OCDE: Empresas portuguesas não estão interessadas em entrar na bolsa

Nos últimos 20 anos, a bolsa portuguesa perdeu mais de dois terços dos emitentes, passando o mercado acionista nacional de cotadas de 148 empresas listadas para 55, destaca um inquérito da OCDE.

Mais de 250 empresas não listadas questionadas pela OCDE afirmam não ter como objetivo dispersar o capital em bolsa, mantendo antes o controlo, e apontam a baixa liquidez no mercado como a principal razão da retirada.
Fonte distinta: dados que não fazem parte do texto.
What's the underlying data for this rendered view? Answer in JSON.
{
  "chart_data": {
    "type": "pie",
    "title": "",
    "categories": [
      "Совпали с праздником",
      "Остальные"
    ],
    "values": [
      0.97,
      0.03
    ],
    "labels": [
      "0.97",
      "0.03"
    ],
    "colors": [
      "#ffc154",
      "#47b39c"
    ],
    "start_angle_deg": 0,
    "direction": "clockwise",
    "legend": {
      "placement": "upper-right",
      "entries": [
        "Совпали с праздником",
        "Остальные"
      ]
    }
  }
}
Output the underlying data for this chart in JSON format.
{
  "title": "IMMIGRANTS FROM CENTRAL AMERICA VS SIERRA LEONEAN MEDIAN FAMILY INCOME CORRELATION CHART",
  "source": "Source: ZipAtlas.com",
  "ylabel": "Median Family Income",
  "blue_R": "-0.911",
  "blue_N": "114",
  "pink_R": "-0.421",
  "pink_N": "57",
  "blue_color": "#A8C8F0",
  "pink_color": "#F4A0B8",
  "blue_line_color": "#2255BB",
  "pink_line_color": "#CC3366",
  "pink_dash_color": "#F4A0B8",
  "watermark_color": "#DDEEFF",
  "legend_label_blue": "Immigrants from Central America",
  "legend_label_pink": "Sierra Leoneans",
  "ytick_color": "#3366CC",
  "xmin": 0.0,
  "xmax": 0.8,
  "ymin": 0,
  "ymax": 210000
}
Nos últimos 20 anos, a bolsa portuguesa perdeu mais de dois terços dos emitentes, passando o mercado acionista nacional de cotadas de 148 empresas listadas para 55, destaca um inquérito da Organização para a Cooperação e Desenvolvimento Económico (OCDE) a 270 empresas, realizado no âmbito de um projeto dinamizado pela Comissão do Mercado de Valores Mobiliários (CMVM) e hoje divulgado.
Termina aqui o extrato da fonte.